The impact of HP's dysfunction on business for the $340 million company with 24 offices nationwide? "It sometimes made it tough for us to put together programs and initiatives," Federman said.
It also confused customers, especially when an army of HP reps would show up at a client's business for a meeting. And, sometimes winning a customer's business would be at risk because of the long response times from the myriad of reps.
HP's move in early 2012 to merge its Imaging and Printing Group and Personal Systems Group into a single entity, Printing and Personal Systems (PPS), was a hailed move by partners. The consolidation included a shuffling of top executives to head the new PPS business, as well as newly appointed channel executives to focus on the company's go-to-market strategy.
At the conference this week, HP further solidified its PPS direction with the announcement of a PPS Services Specialization to help partners extend their portfolios and boost revenue.
"Now we need to see HP fine-tune the Enterprise Group by making some structural and management changes, particularly in reporting and oversight," Federman said.
While the Enterprise Group was formed at about the same time as PPS -- it consolidates Enterprise Servers, Storage and Networking (ESSN), as well as the company's global accounts organization and Technology Services -- some HP partners are still waiting for the company to solidify as a single organization with a single focus.
"The company was too siloed, with each division having its own agenda. It caused HP to lose track of its installed base," said Susan Lautenbach, director of marketing and alliances at STA, an Englewood, Colo.-based solutions provider that focuses primarily on services, servers and storage in the areas of virtualization and information management.
Like Federman, Lautenbach believes the Enterprise Group has to be more nimble and move faster to get open customer deals closed faster and off of the street.
Like many HP partners, Lautenbach viewed HP's introduction of new storage systems as a renewal of innovation. The company announced the HP StoreSystem, a channel-only midrange storage solution that combines HP 3PAR StoreServ storage arrays and HP StoreOnce deduplication backup software, as well as two new HP StoreVirtual Storage systems based on HP ProLiant Gen8 technologies.
In fact, much of the vendor's new product announcements were well-received, from the new storage solutions to innovations to strengthen its converged infrastructure portfolio, the new HP Blade System c7000 Platinum Enclosure, new bring-your-own-device (BYOD) initiatives for unified wired/wireless connectivity and new HP Technology Services.
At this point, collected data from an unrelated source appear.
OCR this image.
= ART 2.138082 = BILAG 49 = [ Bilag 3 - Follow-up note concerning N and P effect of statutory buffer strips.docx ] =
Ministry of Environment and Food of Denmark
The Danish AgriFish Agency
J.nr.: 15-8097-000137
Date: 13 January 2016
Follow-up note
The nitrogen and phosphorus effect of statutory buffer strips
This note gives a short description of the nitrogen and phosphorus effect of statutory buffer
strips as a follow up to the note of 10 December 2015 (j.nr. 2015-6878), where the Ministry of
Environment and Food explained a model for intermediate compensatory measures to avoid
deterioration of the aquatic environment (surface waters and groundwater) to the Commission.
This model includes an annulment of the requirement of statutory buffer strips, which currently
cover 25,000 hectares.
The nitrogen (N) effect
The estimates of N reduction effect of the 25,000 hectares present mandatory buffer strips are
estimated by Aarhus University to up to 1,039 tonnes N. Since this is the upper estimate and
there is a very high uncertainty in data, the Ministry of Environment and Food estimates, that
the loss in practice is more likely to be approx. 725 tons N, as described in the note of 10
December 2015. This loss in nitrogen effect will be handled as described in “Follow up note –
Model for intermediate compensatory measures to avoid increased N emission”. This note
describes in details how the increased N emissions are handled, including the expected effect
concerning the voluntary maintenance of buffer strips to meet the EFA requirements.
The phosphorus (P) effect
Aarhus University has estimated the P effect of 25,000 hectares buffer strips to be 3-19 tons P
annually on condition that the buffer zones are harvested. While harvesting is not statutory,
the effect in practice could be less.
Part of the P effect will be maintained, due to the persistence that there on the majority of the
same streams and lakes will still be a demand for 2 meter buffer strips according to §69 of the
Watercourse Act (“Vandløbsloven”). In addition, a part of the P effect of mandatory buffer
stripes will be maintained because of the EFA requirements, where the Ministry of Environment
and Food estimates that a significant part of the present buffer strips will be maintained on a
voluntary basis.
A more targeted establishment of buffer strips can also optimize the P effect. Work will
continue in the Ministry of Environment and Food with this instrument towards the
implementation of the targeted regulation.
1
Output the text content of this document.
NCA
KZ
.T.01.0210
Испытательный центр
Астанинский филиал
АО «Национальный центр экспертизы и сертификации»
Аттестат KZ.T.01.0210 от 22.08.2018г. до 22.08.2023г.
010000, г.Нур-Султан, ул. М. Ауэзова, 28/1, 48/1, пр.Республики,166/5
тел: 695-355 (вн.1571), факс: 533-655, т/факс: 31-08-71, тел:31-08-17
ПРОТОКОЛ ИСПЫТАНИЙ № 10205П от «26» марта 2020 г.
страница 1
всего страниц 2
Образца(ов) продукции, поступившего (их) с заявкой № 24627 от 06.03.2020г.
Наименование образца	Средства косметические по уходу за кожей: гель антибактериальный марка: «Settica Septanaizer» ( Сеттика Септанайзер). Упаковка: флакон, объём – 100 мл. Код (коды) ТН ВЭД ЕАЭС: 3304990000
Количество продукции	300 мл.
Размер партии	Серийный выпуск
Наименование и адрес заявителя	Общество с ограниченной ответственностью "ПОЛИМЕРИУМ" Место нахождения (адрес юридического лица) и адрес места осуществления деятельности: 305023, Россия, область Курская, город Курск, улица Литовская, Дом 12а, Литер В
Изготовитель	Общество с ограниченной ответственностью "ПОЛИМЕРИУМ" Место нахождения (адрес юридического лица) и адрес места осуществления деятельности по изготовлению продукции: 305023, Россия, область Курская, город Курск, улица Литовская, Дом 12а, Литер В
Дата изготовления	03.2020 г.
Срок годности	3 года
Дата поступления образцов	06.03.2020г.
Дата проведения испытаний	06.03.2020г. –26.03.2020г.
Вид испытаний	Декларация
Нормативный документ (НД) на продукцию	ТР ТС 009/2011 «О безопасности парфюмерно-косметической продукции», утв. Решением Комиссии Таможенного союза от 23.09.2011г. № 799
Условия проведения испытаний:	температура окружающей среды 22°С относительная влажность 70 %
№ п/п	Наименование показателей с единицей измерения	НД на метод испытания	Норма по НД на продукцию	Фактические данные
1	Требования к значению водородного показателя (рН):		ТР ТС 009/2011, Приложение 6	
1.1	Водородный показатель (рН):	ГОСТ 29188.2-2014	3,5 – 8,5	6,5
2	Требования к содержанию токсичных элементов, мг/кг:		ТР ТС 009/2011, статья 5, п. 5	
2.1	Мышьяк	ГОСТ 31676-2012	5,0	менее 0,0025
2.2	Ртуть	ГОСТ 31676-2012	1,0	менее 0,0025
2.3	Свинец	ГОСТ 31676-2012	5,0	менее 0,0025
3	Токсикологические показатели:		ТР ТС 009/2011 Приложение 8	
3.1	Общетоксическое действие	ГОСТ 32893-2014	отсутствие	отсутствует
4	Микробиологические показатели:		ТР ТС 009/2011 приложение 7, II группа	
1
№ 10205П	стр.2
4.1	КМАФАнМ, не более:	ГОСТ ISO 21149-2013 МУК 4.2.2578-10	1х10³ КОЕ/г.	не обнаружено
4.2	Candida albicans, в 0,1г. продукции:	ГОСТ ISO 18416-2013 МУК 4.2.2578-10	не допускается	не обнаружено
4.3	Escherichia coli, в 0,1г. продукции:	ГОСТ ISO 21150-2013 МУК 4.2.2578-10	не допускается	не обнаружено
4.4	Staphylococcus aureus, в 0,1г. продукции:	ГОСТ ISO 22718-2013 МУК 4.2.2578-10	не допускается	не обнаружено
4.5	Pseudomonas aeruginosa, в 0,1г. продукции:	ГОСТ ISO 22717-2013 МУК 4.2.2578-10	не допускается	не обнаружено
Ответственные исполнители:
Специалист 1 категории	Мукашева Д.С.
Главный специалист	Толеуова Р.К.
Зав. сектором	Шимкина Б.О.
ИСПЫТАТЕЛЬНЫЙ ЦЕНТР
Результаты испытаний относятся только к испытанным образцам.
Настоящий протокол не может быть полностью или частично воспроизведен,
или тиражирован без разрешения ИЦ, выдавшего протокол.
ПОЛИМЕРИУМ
Still, at the end of the day, HP channel partners said the lion's share of their business is the same business they've been doing for the last half-dozen years, such as catering to the traditional needs of data centers and end users, or the basic "blocking and tackling" around server virtualization, laptops, printing, on-premises and off-premises networking, edge versus core routers and services.
Beverly Wyman's objective at the conference was to figure out how to give herself a raise for doing what she's already doing. What that means is getting on HP's radar and maximizing PartnerOne programs. Wyman is the owner of 12-year-old The Top Floor, an IT solution provider in Middlebury, Vt.
Partners came looking for hope, and many left with some.